We live in a rapidly advancing world, thanks in large part to technology. And as we saw at CES this week, the automotive industry has been an integral player in offering new technologies for public benefit. Many of these advancements have to do with safety technology, from mitigating crashes to avoiding them altogether.
However, most safety features tend to come from the car itself, meaning if a consumer wants said features they have to purchase a new vehicle. And with the rapid pace of technological breakthroughs a consumer has to cycle into a new car every few years to truly keep up with the latest tech. This isn’t practical or cost-efficient for many consumers.

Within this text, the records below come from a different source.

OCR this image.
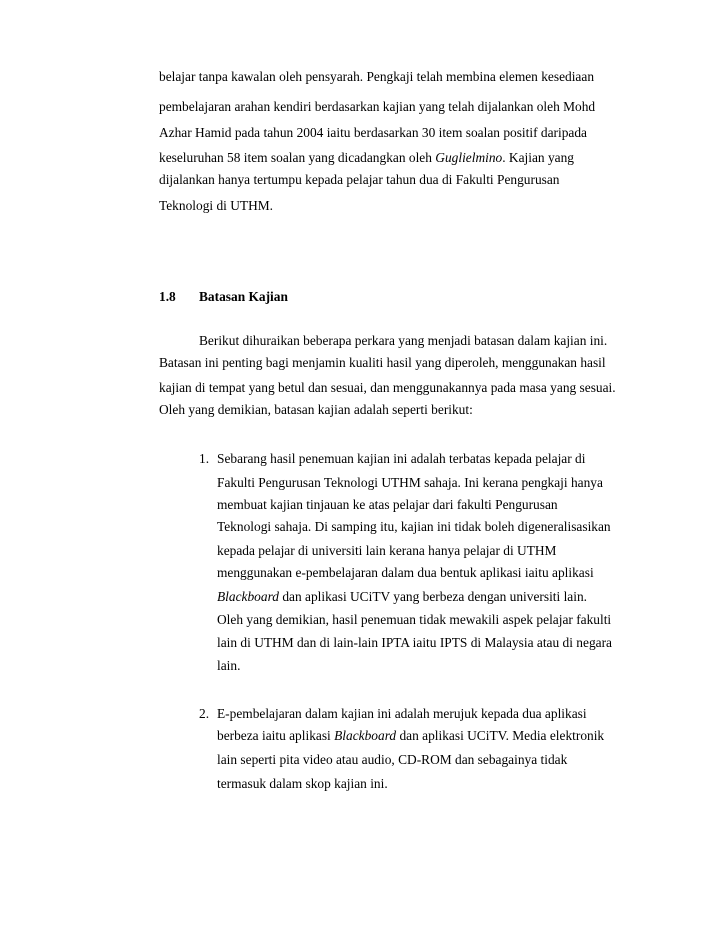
belajar tanpa kawalan oleh pensyarah. Pengkaji telah membina elemen kesediaan
pembelajaran arahan kendiri berdasarkan kajian yang telah dijalankan oleh Mohd
Azhar Hamid pada tahun 2004 iaitu berdasarkan 30 item soalan positif daripada
keseluruhan 58 item soalan yang dicadangkan oleh Guglielmino. Kajian yang
dijalankan hanya tertumpu kepada pelajar tahun dua di Fakulti Pengurusan
Teknologi di UTHM.
1.8 Batasan Kajian
Berikut dihuraikan beberapa perkara yang menjadi batasan dalam kajian ini.
Batasan ini penting bagi menjamin kualiti hasil yang diperoleh, menggunakan hasil
kajian di tempat yang betul dan sesuai, dan menggunakannya pada masa yang sesuai.
Oleh yang demikian, batasan kajian adalah seperti berikut:
1. Sebarang hasil penemuan kajian ini adalah terbatas kepada pelajar di
Fakulti Pengurusan Teknologi UTHM sahaja. Ini kerana pengkaji hanya
membuat kajian tinjauan ke atas pelajar dari fakulti Pengurusan
Teknologi sahaja. Di samping itu, kajian ini tidak boleh digeneralisasikan
kepada pelajar di universiti lain kerana hanya pelajar di UTHM
menggunakan e-pembelajaran dalam dua bentuk aplikasi iaitu aplikasi
Blackboard dan aplikasi UCiTV yang berbeza dengan universiti lain.
Oleh yang demikian, hasil penemuan tidak mewakili aspek pelajar fakulti
lain di UTHM dan di lain-lain IPTA iaitu IPTS di Malaysia atau di negara
lain.
2. E-pembelajaran dalam kajian ini adalah merujuk kepada dua aplikasi
berbeza iaitu aplikasi Blackboard dan aplikasi UCiTV. Media elektronik
lain seperti pita video atau audio, CD-ROM dan sebagainya tidak
termasuk dalam skop kajian ini.
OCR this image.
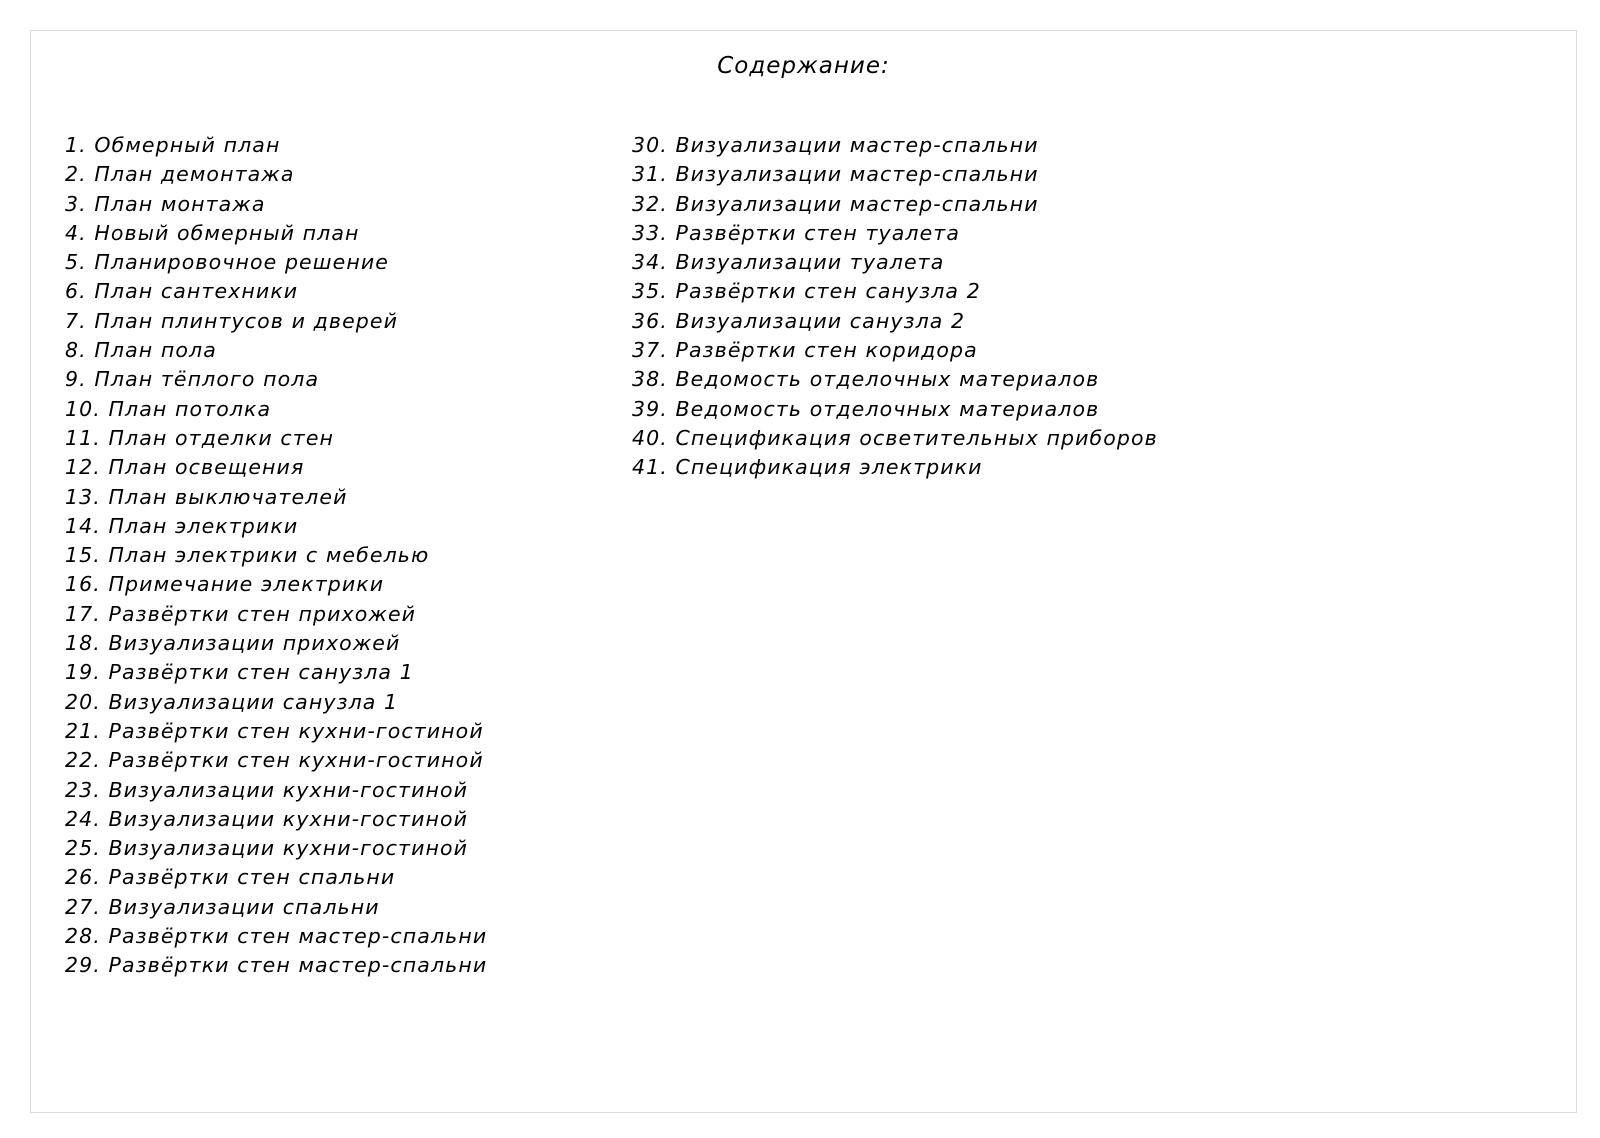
Содержание:
1. Обмерный план
2. План демонтажа
3. План монтажа
4. Новый обмерный план
5. Планировочное решение
6. План сантехники
7. План плинтусов и дверей
8. План пола
9. План тёплого пола
10. План потолка
11. План отделки стен
12. План освещения
13. План выключателей
14. План электрики
15. План электрики с мебелью
16. Примечание электрики
17. Развёртки стен прихожей
18. Визуализации прихожей
19. Развёртки стен санузла 1
20. Визуализации санузла 1
21. Развёртки стен кухни-гостиной
22. Развёртки стен кухни-гостиной
23. Визуализации кухни-гостиной
24. Визуализации кухни-гостиной
25. Визуализации кухни-гостиной
26. Развёртки стен спальни
27. Визуализации спальни
28. Развёртки стен мастер-спальни
29. Развёртки стен мастер-спальни
30. Визуализации мастер-спальни
31. Визуализации мастер-спальни
32. Визуализации мастер-спальни
33. Развёртки стен туалета
34. Визуализации туалета
35. Развёртки стен санузла 2
36. Визуализации санузла 2
37. Развёртки стен коридора
38. Ведомость отделочных материалов
39. Ведомость отделочных материалов
40. Спецификация осветительных приборов
41. Спецификация электрики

This is where a company like Carl Zeiss AG, 160-year-old German manufacturer of glasses, camera lenses and other optical systems, offers an alternative. Zeiss has created a product called ‘DriveSafe’ lenses, which essentially reduce glare at night emanating from fog, rain and oncoming headlights. We had a chance to check out a pair of DriveSafe lenses, which can be written for any eye prescription.
There were three key areas of improvement Zeiss was targeting with this technology: reduced glare, enhanced vision, and better visibility in low light conditions. The enhanced vision part of this experience obviously worked just fine – they were glasses fit to prescription. And because this tech is integrated into traditional glasses the benefits are seamless to your everyday activities.
From a glare perspective, Zeiss claims its lenses can reduce glare by up to 64%. Company reps also told us the satisfaction rate in a trial study for people using their lenses while driving were 97%, and even people doing everyday tasks with the glasses had a satisfaction rate of 94%. The former number makes sense because this is what the lenses were designed to do. The latter, however, is also promising given these aren’t just “driving” glasses. If you spend money on glasses and lenses, you want them to be all-purpose with the exception of items such as sunglasses or reading glasses. DriveSafe lenses can be bifocal or varifocal for reading, though Zeiss doesn’t yet offer the tech for sunglasses.
So down to what matters – do they work? When swapping between normal glasses and the DriveSafe pair there is certainly a difference, particularly because we were consciously looking for subtle differences in glare and low light clarity. The primary area of differentiation was glare levels from streetlights and headlights.
These differences may not be as apparent for people making a permanent switch from normal lenses to DriveSafe lenses because your brain will rapidly adjust to the new, reduced glare level and you’ll take it for granted. But when switching between traditional and DriveSafe lenses the difference was obvious.
These lenses are a signal that future safety equipment need not be integrated into the vehicle. Traditionally, most vehicle safety technologies have been controlled by automotive manufacturers, which makes them more costly and/or less flexible to the consumer’s lifestyle.